The survey also found that 27 per cent of children aged between nine and 16 make their social network profiles open to the public to view. Children aged between nine and 12 were no more likely to restrict access to their profiles than the teenagers surveyed, the report said.
"Children are rather more, not less, likely to post personal information when their profiles are public rather than private or partially private. One fifth of children whose profile is public display their address and/or phone number, twice as many as for those with private profiles. It cannot be determined here whether this is deliberate or is because some children struggle to manage the privacy features of their SNS," the EU Kids Online survey report said.
"Around half of the children who use SNS say that they have included at least one of these three things on their SNS profile; their address, their phone number or the name of their school. By far the most common is the name of their school," the report said.
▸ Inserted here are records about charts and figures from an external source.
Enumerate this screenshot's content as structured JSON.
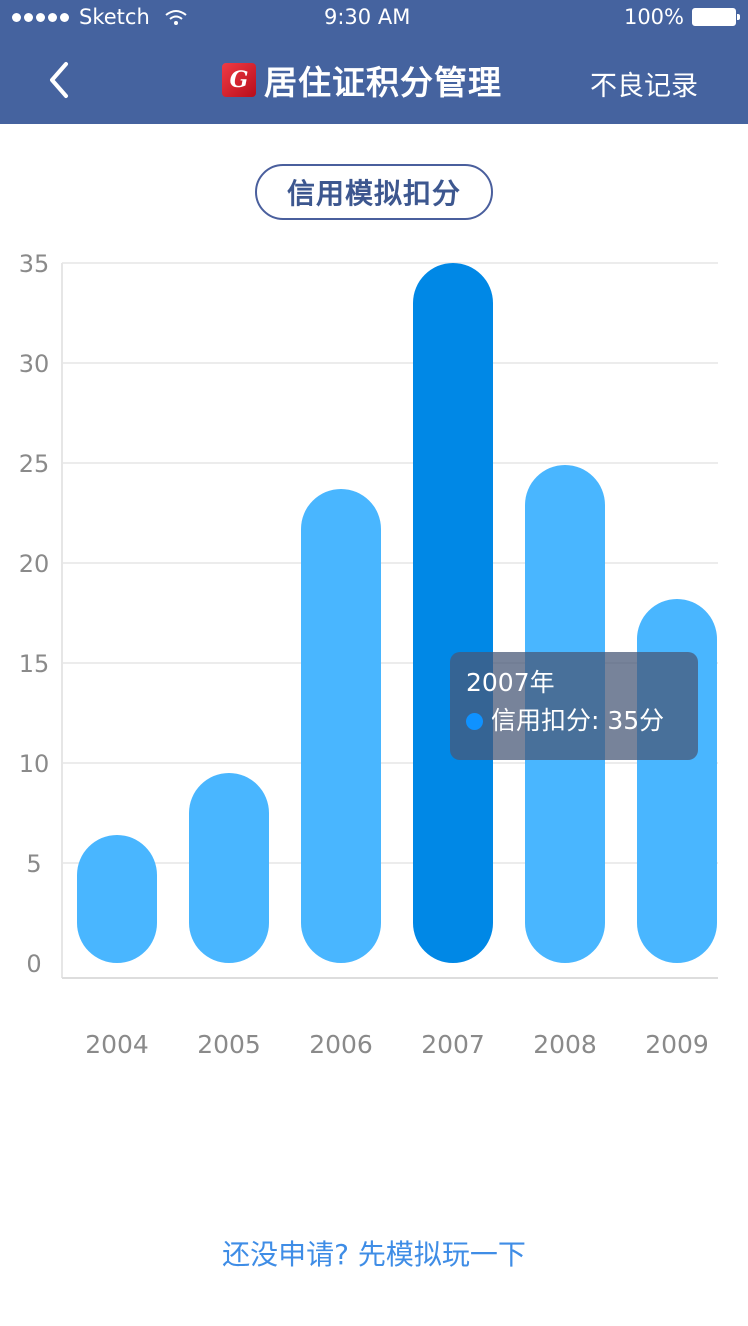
{
  "status_bar": {
    "carrier": "Sketch",
    "time": "9:30 AM",
    "battery": "100%",
    "icons": {
      "signal": "signal-dots-icon",
      "wifi": "wifi-icon",
      "battery": "battery-icon"
    }
  },
  "header": {
    "back_icon": "chevron-left-icon",
    "logo_icon": "logo-icon",
    "title": "居住证积分管理",
    "right_action": "不良记录"
  },
  "filter": {
    "label": "信用模拟扣分"
  },
  "chart_data": {
    "type": "bar",
    "categories": [
      "2004",
      "2005",
      "2006",
      "2007",
      "2008",
      "2009"
    ],
    "values": [
      6.4,
      9.5,
      23.7,
      35,
      24.9,
      18.2
    ],
    "ylim": [
      0,
      35
    ],
    "yticks": [
      0,
      5,
      10,
      15,
      20,
      25,
      30,
      35
    ],
    "grid": true,
    "highlight_category": "2007",
    "tooltip": {
      "title": "2007年",
      "label": "信用扣分: 35分"
    },
    "colors": {
      "bar": "#49b6ff",
      "highlight": "#0088e6",
      "tooltip_dot": "#0f92ff",
      "axis_text": "#8a8a8a",
      "grid": "#ececec"
    }
  },
  "footer": {
    "link": "还没申请? 先模拟玩一下"
  }
}
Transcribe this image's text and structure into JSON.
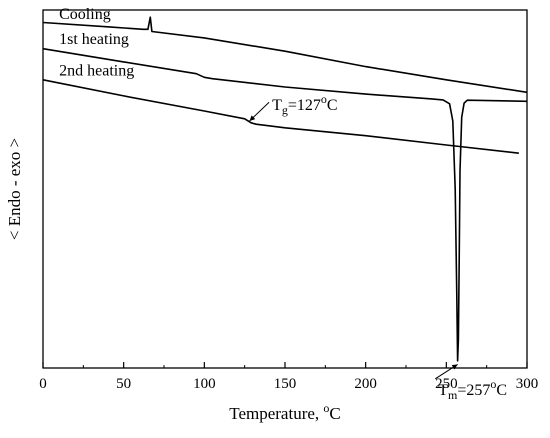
{
  "chart_data": {
    "type": "line",
    "title": "",
    "xlabel": "Temperature, ",
    "xlabel_unit_sup": "o",
    "xlabel_unit": "C",
    "ylabel": "< Endo - exo >",
    "xlim": [
      0,
      300
    ],
    "x_ticks": [
      0,
      50,
      100,
      150,
      200,
      250,
      300
    ],
    "y_ticks_labeled": false,
    "grid": false,
    "series": [
      {
        "name": "Cooling",
        "points": [
          [
            0,
            0.965
          ],
          [
            40,
            0.953
          ],
          [
            62,
            0.946
          ],
          [
            65,
            0.946
          ],
          [
            66.5,
            0.98
          ],
          [
            67.5,
            0.94
          ],
          [
            100,
            0.922
          ],
          [
            150,
            0.885
          ],
          [
            200,
            0.842
          ],
          [
            250,
            0.805
          ],
          [
            300,
            0.77
          ]
        ]
      },
      {
        "name": "1st heating",
        "points": [
          [
            0,
            0.892
          ],
          [
            50,
            0.855
          ],
          [
            95,
            0.822
          ],
          [
            100,
            0.812
          ],
          [
            105,
            0.808
          ],
          [
            150,
            0.785
          ],
          [
            200,
            0.765
          ],
          [
            240,
            0.752
          ],
          [
            248,
            0.749
          ],
          [
            252,
            0.738
          ],
          [
            254,
            0.69
          ],
          [
            255.5,
            0.5
          ],
          [
            256.5,
            0.2
          ],
          [
            257,
            0.02
          ],
          [
            257.5,
            0.08
          ],
          [
            258,
            0.3
          ],
          [
            258.5,
            0.55
          ],
          [
            259.5,
            0.7
          ],
          [
            261,
            0.74
          ],
          [
            263,
            0.748
          ],
          [
            300,
            0.745
          ]
        ]
      },
      {
        "name": "2nd heating",
        "points": [
          [
            0,
            0.805
          ],
          [
            50,
            0.76
          ],
          [
            100,
            0.718
          ],
          [
            125,
            0.696
          ],
          [
            129,
            0.685
          ],
          [
            132,
            0.681
          ],
          [
            150,
            0.671
          ],
          [
            200,
            0.649
          ],
          [
            250,
            0.623
          ],
          [
            295,
            0.6
          ]
        ]
      }
    ],
    "annotations": [
      {
        "label": "Cooling",
        "x": 10,
        "y": 0.975
      },
      {
        "label": "1st heating",
        "x": 10,
        "y": 0.905
      },
      {
        "label": "2nd heating",
        "x": 10,
        "y": 0.817
      },
      {
        "label_main": "T",
        "label_sub": "g",
        "label_rest": "=127",
        "label_sup": "o",
        "label_tail": "C",
        "x": 142,
        "y": 0.72,
        "arrow_to": [
          128,
          0.69
        ]
      },
      {
        "label_main": "T",
        "label_sub": "m",
        "label_rest": "=257",
        "label_sup": "o",
        "label_tail": "C",
        "x": 245,
        "y": -0.075,
        "arrow_to": [
          257,
          0.01
        ]
      }
    ]
  }
}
The report also highlighted the problems children face in changing their privacy settings on SNS.
"Just over half of the 11-12 year olds rising to over three quarters of the 15-16 year olds know how to change the privacy settings on their profile. Children’s ability to manage privacy settings vary somewhat by SNS, suggesting differences in design, none of the SNS stands out as particularly successful in providing settings that children can manage," the report said.
"Given its popularity, it is of concern that almost half of the younger Facebook users, and a quarter of the older Facebook users say they are not able to change their privacy settings. Since not all children can manage privacy settings, it is possible that those whose profiles are set to ‘public’ have not done so on purpose," the report said.
The European Commission's reaction to the survey comes on the same day that Ofcom, the UK's media regulator, reported that children's online activity has increased in the past year.
Ofcom conducted a media literacy survey (107-page/500KB PDF) and found that nearly half of parents think their children, aged between five and 15, know more about the internet than they do.
The survey also found that 41 per cent of parents said their children aged between 12 and 15 have access to the internet in their bedroom, which is a rise from 31 per cent in 2009.